Trade commission rules on washer 'dumping' case
An appliance maker in the region has been vindicated again in its claims that competitors were participating in unlawful “dumping” practices.
Benton Harbor-based Whirlpool Corporation said last week the U.S. International Trade Commission unanimously ruled that Samsung and LG “caused injury to the U.S. appliance industry” by selling their China-produced washing machines in the U.S. for less than they cost to make.
Whirlpool said the vote concludes the government’s investigation, which began in December 2015.
The vote follows a U.S. Department of Commerce, or DOC, ruling last month that Samsung and LG violated U.S. and international trade laws by dumping clothes washers from China into the U.S.
Samsung and LG now must pay anti-dumping duties at rates set by the DOC ─ margins of 52.51 percent for Samsung and 32.12 percent for LG, according to Whirlpool.
LG and Samsung both said in statements they are “disappointed” in the U.S. International Trade Commission’s vote.
“LG disagrees that U.S. washing machine producers have suffered injury from the pricing of washers imported by LG,” the company said.
It also made the claim that its washers are “generally higher priced” in the U.S. than those from domestic producers.

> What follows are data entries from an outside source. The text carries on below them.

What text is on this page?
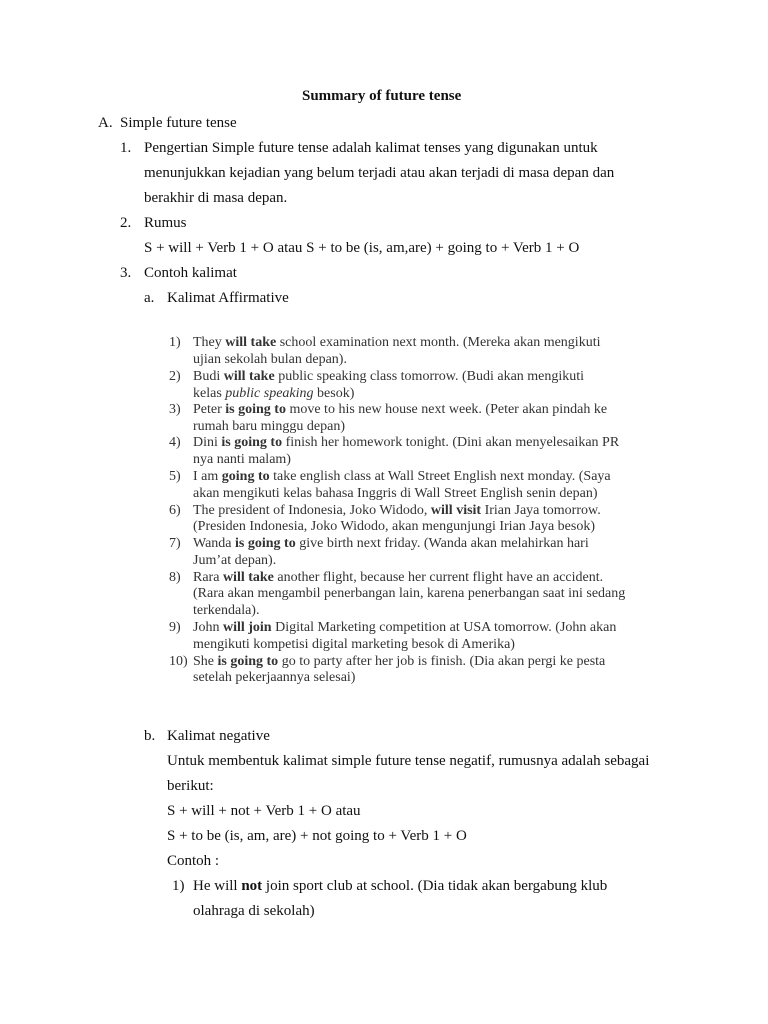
Summary of future tense
A. Simple future tense
1. Pengertian Simple future tense adalah kalimat tenses yang digunakan untuk
menunjukkan kejadian yang belum terjadi atau akan terjadi di masa depan dan
berakhir di masa depan.
2. Rumus
S + will + Verb 1 + O atau S + to be (is, am,are) + going to + Verb 1 + O
3. Contoh kalimat
a. Kalimat Affirmative
1) They will take school examination next month. (Mereka akan mengikuti
ujian sekolah bulan depan).
2) Budi will take public speaking class tomorrow. (Budi akan mengikuti
kelas public speaking besok)
3) Peter is going to move to his new house next week. (Peter akan pindah ke
rumah baru minggu depan)
4) Dini is going to finish her homework tonight. (Dini akan menyelesaikan PR
nya nanti malam)
5) I am going to take english class at Wall Street English next monday. (Saya
akan mengikuti kelas bahasa Inggris di Wall Street English senin depan)
6) The president of Indonesia, Joko Widodo, will visit Irian Jaya tomorrow.
(Presiden Indonesia, Joko Widodo, akan mengunjungi Irian Jaya besok)
7) Wanda is going to give birth next friday. (Wanda akan melahirkan hari
Jum’at depan).
8) Rara will take another flight, because her current flight have an accident.
(Rara akan mengambil penerbangan lain, karena penerbangan saat ini sedang
terkendala).
9) John will join Digital Marketing competition at USA tomorrow. (John akan
mengikuti kompetisi digital marketing besok di Amerika)
10) She is going to go to party after her job is finish. (Dia akan pergi ke pesta
setelah pekerjaannya selesai)
b. Kalimat negative
Untuk membentuk kalimat simple future tense negatif, rumusnya adalah sebagai
berikut:
S + will + not + Verb 1 + O atau
S + to be (is, am, are) + not going to + Verb 1 + O
Contoh :
1) He will not join sport club at school. (Dia tidak akan bergabung klub
olahraga di sekolah)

“Samsung Electronics respects the trade rules in the U.S. market and disagrees that its washer imports have caused harm or are sold at unfair prices,” a spokesperson for the company said.
The ruling comes four years after the government found Samsung and LG guilty of dumping washers from factories in Korea and Mexico, according to Whirlpool.

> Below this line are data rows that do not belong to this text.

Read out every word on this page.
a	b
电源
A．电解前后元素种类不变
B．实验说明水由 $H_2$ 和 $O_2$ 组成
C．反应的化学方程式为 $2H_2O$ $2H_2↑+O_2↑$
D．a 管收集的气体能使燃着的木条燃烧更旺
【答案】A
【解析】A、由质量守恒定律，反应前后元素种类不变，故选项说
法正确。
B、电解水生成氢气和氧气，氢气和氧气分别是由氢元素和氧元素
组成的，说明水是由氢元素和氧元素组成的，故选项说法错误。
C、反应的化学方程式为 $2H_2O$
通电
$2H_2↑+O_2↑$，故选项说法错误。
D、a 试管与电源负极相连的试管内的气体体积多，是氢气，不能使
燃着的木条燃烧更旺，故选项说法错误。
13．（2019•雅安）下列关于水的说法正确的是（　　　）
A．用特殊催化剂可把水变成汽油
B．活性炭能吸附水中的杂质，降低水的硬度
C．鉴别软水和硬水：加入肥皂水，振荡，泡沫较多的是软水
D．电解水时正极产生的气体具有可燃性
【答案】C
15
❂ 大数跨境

Following that 2013 ruling, Whirlpool claimed the companies moved their washer production to China "in an effort to circumvent the orders."
Jeff Fettig, chairman and CEO of Whirlpool Corporation, said “dumping” injures American appliance makers and threatens U.S. jobs.

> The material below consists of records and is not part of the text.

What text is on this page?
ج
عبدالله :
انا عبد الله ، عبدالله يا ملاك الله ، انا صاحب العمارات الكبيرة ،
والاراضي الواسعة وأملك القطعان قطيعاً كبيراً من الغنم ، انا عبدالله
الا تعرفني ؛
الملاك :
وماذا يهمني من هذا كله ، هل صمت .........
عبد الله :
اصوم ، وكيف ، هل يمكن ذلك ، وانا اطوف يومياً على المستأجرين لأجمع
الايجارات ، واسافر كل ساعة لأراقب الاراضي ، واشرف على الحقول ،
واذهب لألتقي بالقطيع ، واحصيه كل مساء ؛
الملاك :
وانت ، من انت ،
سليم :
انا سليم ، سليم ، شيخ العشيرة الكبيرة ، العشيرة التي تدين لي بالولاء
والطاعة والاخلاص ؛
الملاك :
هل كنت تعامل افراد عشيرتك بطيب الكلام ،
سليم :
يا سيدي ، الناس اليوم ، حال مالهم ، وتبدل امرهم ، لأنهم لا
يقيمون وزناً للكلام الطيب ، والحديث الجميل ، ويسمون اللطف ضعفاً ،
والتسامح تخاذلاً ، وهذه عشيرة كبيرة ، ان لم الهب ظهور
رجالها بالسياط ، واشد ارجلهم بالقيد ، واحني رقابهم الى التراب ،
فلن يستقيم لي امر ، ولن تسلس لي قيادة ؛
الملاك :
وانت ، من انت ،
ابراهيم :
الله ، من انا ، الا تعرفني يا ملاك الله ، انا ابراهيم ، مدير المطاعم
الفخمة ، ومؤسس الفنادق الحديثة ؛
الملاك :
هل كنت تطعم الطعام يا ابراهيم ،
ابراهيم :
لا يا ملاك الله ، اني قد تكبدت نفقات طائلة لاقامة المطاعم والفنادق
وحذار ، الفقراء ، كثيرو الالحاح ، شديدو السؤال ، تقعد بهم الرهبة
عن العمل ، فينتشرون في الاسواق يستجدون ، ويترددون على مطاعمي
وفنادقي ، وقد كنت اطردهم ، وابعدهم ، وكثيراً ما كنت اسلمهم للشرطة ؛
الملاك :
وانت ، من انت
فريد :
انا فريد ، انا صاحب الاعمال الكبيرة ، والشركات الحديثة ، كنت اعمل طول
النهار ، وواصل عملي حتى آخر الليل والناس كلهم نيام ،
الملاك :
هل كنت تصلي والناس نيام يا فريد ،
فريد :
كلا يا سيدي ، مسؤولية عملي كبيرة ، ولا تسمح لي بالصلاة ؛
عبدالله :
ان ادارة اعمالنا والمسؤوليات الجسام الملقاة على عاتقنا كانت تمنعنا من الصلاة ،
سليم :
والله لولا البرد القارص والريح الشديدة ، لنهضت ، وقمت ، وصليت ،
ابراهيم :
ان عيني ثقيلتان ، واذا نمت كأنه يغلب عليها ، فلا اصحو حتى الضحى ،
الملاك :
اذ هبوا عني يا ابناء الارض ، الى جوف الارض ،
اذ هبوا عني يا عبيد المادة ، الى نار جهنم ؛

"This is a gratifying win for American manufacturing, particularly our more than 3,000 employees at our factory in Clyde, Ohio, who make clothes washers for American consumers," Fettig said.
U.S. senators Gary Peters and Debbie Stabenow “applauded” the ruling.
“The United States must act decisively to enforce existing trade laws when foreign companies deliberately and repeatedly engage in predatory trade practices,” Peters said.
Last year, Peters and Stabenow urged the DOC to move forward in addressing these dumping violations.